Orenstein Thursday refused to stay the privilege-log requirement, namely because doing so would push the resolution of the district court case up against the March deadline for DACA renewals.

“While the court is mindful of the burden that the expedited discovery schedule may place on the government, this urgency is the unavoidable result of defendants’ own decision to terminate, on relatively short notice, a program directly benefiting hundreds of thousands of individuals,” Garaufis wrote.

Garaufis did, however, narrow the scope of the administrative record to material considered by U.S. Attorney General Jeff Sessions Duke and “their first-tier subordinates” in making their decisions.

The government’s request for a stay pending mandamus was also denied.

In that petition to the appellate court, the government asked for an immediate administrative stay by 9 a.m. on Oct. 20 to halt the forward momentum in the district suits.

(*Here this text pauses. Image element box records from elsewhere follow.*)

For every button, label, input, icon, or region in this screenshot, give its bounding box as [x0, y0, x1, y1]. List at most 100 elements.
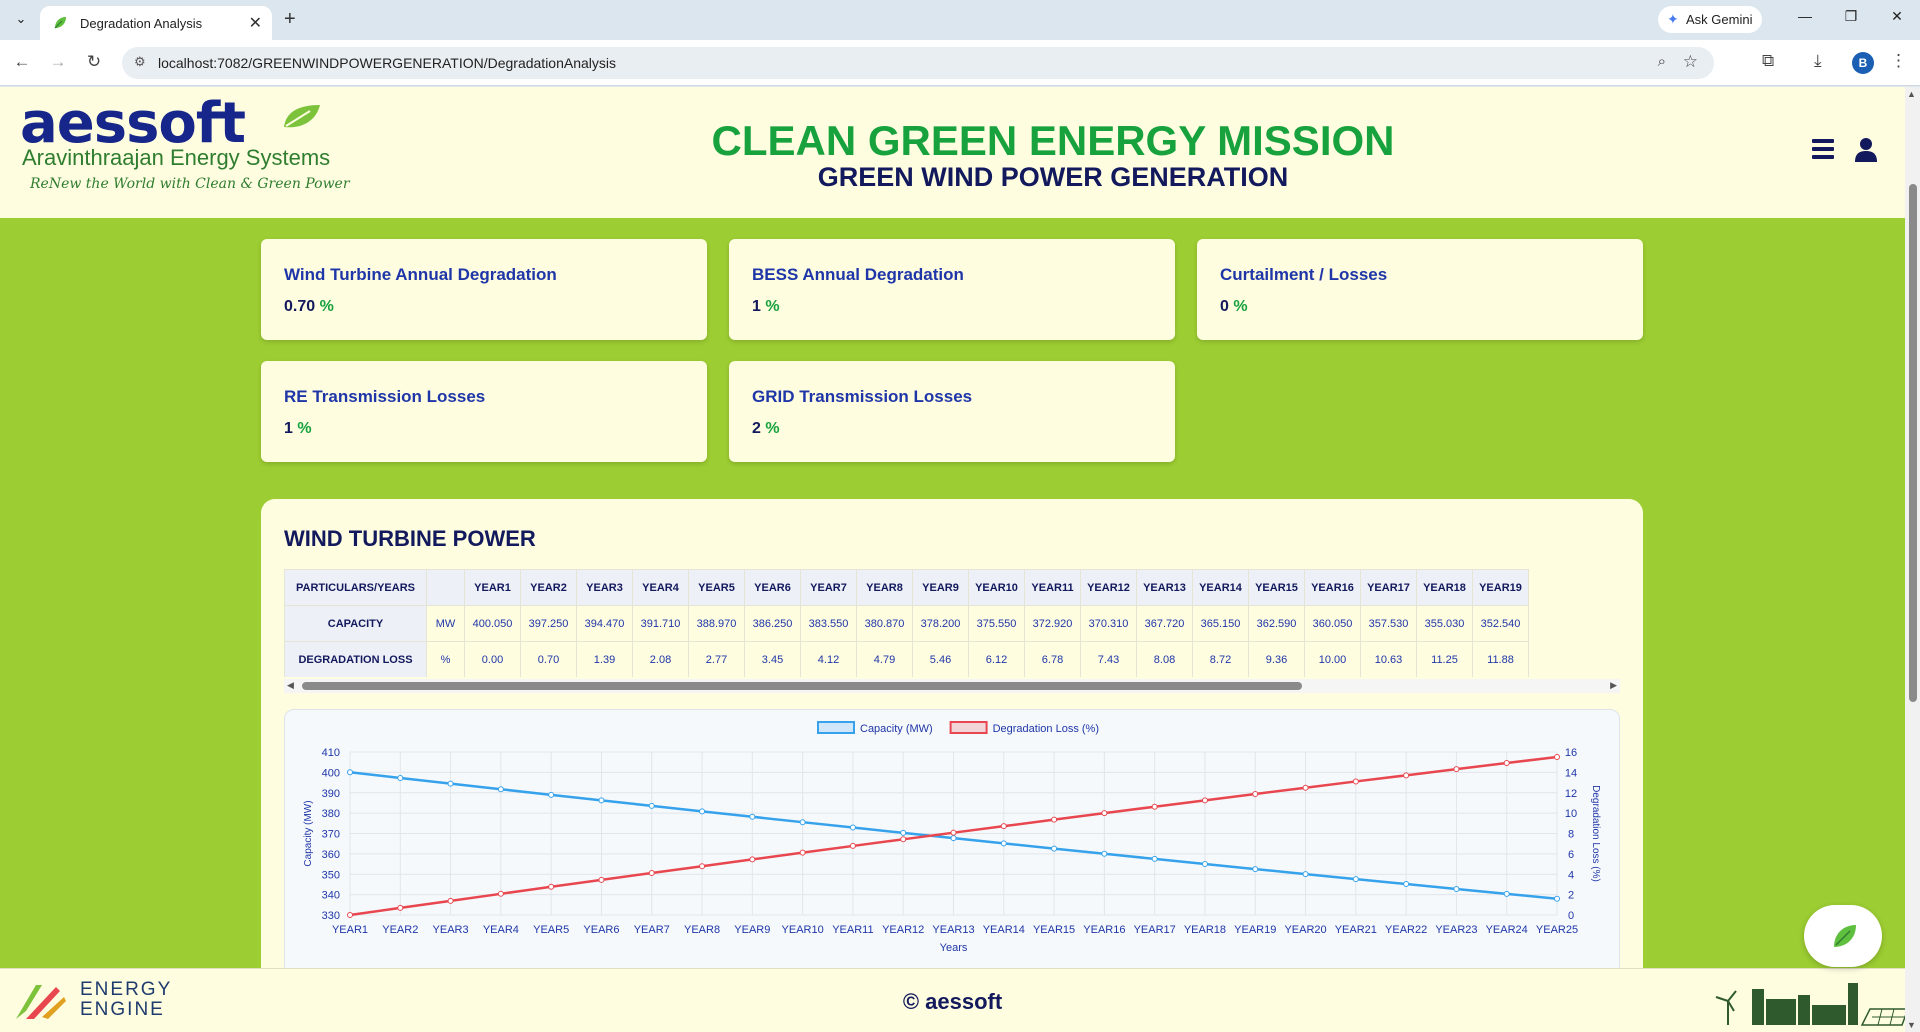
- data-point: [1403, 881, 1410, 888]
- table-cell: 8.08: [1136, 641, 1193, 677]
- address-bar[interactable]: ⚙ localhost:7082/GREENWINDPOWERGENERATIO…: [122, 47, 1714, 79]
- data-point: [900, 829, 907, 836]
- data-point: [1000, 823, 1007, 830]
- y-right-tick-label: 0: [1568, 910, 1574, 922]
- table-cell: 378.200: [912, 605, 969, 642]
- back-icon[interactable]: ←: [13, 52, 31, 71]
- page-vertical-scrollbar[interactable]: ▲ ▼: [1905, 87, 1920, 1032]
- bookmark-star-icon[interactable]: ☆: [1682, 52, 1698, 71]
- table-header-cell: YEAR3: [576, 569, 633, 606]
- zoom-icon[interactable]: ⌕: [1657, 53, 1666, 70]
- legend-swatch: [949, 721, 988, 734]
- profile-avatar[interactable]: B: [1852, 52, 1874, 74]
- table-header-cell: YEAR11: [1024, 569, 1081, 606]
- card-title: GRID Transmission Losses: [752, 387, 973, 406]
- url-text[interactable]: localhost:7082/GREENWINDPOWERGENERATION/…: [158, 55, 617, 71]
- scroll-left-icon[interactable]: ◀: [287, 680, 294, 690]
- x-tick-label: YEAR15: [1033, 924, 1075, 936]
- page-subtitle: GREEN WIND POWER GENERATION: [817, 162, 1289, 192]
- table-header-cell: YEAR5: [688, 569, 745, 606]
- card-unit: %: [297, 420, 312, 437]
- y-left-tick-label: 380: [322, 808, 340, 820]
- data-point: [1503, 890, 1510, 897]
- table-header-cell: PARTICULARS/YEARS: [284, 569, 427, 606]
- table-cell: 380.870: [856, 605, 913, 642]
- legend-label: Degradation Loss (%): [993, 723, 1099, 735]
- card-value: 1 %: [284, 420, 312, 438]
- new-tab-icon[interactable]: +: [284, 8, 296, 30]
- legend-label: Capacity (MW): [860, 723, 933, 735]
- download-icon[interactable]: ⤓: [1814, 51, 1822, 70]
- reload-icon[interactable]: ↻: [86, 52, 102, 71]
- card-title: BESS Annual Degradation: [752, 265, 964, 284]
- minimize-icon[interactable]: —: [1798, 8, 1812, 24]
- user-profile-icon[interactable]: [1854, 137, 1878, 163]
- gemini-spark-icon: ✦: [1667, 11, 1679, 27]
- x-tick-label: YEAR23: [1435, 924, 1477, 936]
- data-point: [849, 842, 856, 849]
- card-unit: %: [765, 298, 780, 315]
- tab-close-icon[interactable]: ✕: [248, 15, 262, 32]
- table-cell: 8.72: [1192, 641, 1249, 677]
- table-header-cell: YEAR6: [744, 569, 801, 606]
- hamburger-menu-icon[interactable]: [1812, 139, 1834, 159]
- leaf-bot-icon: [1834, 925, 1856, 947]
- data-point: [749, 856, 756, 863]
- aessoft-logo[interactable]: aessoft: [20, 91, 246, 156]
- page-scrollbar-thumb[interactable]: [1909, 184, 1917, 702]
- data-point: [1101, 810, 1108, 817]
- y-left-tick-label: 340: [322, 890, 340, 902]
- card-value-number: 1: [284, 420, 293, 437]
- table-row: CAPACITY MW 400.050 397.250 394.470 391.710 38…: [284, 605, 1529, 642]
- extensions-icon[interactable]: ⧉: [1762, 51, 1775, 70]
- x-tick-label: YEAR5: [533, 924, 569, 936]
- data-point: [1403, 772, 1410, 779]
- site-info-icon[interactable]: ⚙: [134, 54, 146, 69]
- x-tick-label: YEAR18: [1184, 924, 1226, 936]
- data-point: [1352, 778, 1359, 785]
- x-tick-label: YEAR25: [1536, 924, 1578, 936]
- table-cell: 11.25: [1416, 641, 1473, 677]
- scroll-up-icon[interactable]: ▲: [1907, 89, 1916, 99]
- card-grid-transmission-losses: GRID Transmission Losses 2 %: [729, 361, 1175, 462]
- table-horizontal-scrollbar[interactable]: ◀ ▶: [284, 679, 1620, 693]
- tab-search-icon[interactable]: ⌄: [15, 11, 27, 26]
- copyright-text: © aessoft: [902, 989, 1003, 1014]
- ask-gemini-button[interactable]: ✦ Ask Gemini: [1658, 6, 1763, 33]
- table-header-cell: [426, 569, 465, 606]
- table-cell: 383.550: [800, 605, 857, 642]
- y-right-tick-label: 6: [1568, 849, 1574, 861]
- logo-tagline: ReNew the World with Clean & Green Power: [30, 176, 350, 192]
- window-close-icon[interactable]: ✕: [1891, 8, 1903, 24]
- x-tick-label: YEAR19: [1234, 924, 1276, 936]
- table-cell: 391.710: [632, 605, 689, 642]
- table-cell: 388.970: [688, 605, 745, 642]
- scroll-right-icon[interactable]: ▶: [1610, 680, 1617, 690]
- scroll-down-icon[interactable]: ▼: [1907, 1020, 1916, 1030]
- x-tick-label: YEAR12: [882, 924, 924, 936]
- degradation-table-container[interactable]: PARTICULARS/YEARS YEAR1 YEAR2 YEAR3 YEAR4 YEA…: [284, 569, 1620, 677]
- table-header-cell: YEAR12: [1080, 569, 1137, 606]
- card-value-number: 0.70: [284, 298, 316, 315]
- forward-icon[interactable]: →: [49, 52, 67, 71]
- x-tick-label: YEAR22: [1385, 924, 1427, 936]
- browser-menu-icon[interactable]: ⋮: [1890, 51, 1907, 70]
- card-bess-degradation: BESS Annual Degradation 1 %: [729, 239, 1175, 340]
- restore-icon[interactable]: ❐: [1844, 8, 1858, 24]
- browser-tab[interactable]: Degradation Analysis ✕: [40, 6, 272, 40]
- data-point: [950, 829, 957, 836]
- y-right-tick-label: 10: [1565, 808, 1577, 820]
- degradation-table: PARTICULARS/YEARS YEAR1 YEAR2 YEAR3 YEAR4 YEA…: [284, 569, 1529, 677]
- data-point: [598, 797, 605, 804]
- card-value: 0 %: [1220, 298, 1248, 316]
- table-cell: 2.08: [632, 641, 689, 677]
- data-point: [397, 774, 404, 781]
- table-cell: 5.46: [912, 641, 969, 677]
- table-cell: 10.00: [1304, 641, 1361, 677]
- chat-assistant-button[interactable]: [1804, 905, 1882, 967]
- card-unit: %: [319, 298, 334, 315]
- table-unit-cell: MW: [426, 605, 465, 642]
- table-cell: 6.12: [968, 641, 1025, 677]
- scrollbar-thumb[interactable]: [302, 682, 1302, 690]
- table-cell: 370.310: [1080, 605, 1137, 642]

The circuit did not respond to that request ahead of the government’s requested deadline.

Acting Assistant AG Chad Readler and Deputy Assistant AG Hashim Mooppan wrote that the stay was “required to avoid significant ongoing burden and intrusion into the deliberative processes of the agency decision-maker” and that the district court’s rulings “disregard fundamental principles of administrative law and inter-branch comity that warrant this court’s exercise of its mandamus authority.”

In an opposition brief filed Thursday on behalf of the plaintiff states by Schneiderman, and signed by New York Solicitor General Barbara Underwood, reiterated Garaufis’ concern about the upcoming renewal deadline.

“[A]s that court has also noted, defendants’ requests to delay discovery in this case must be evaluated in light of their role in creating the urgency about which they now complain,” plaintiffs stated. adding that the government has already asked for, and received, “several extensions” from the district court.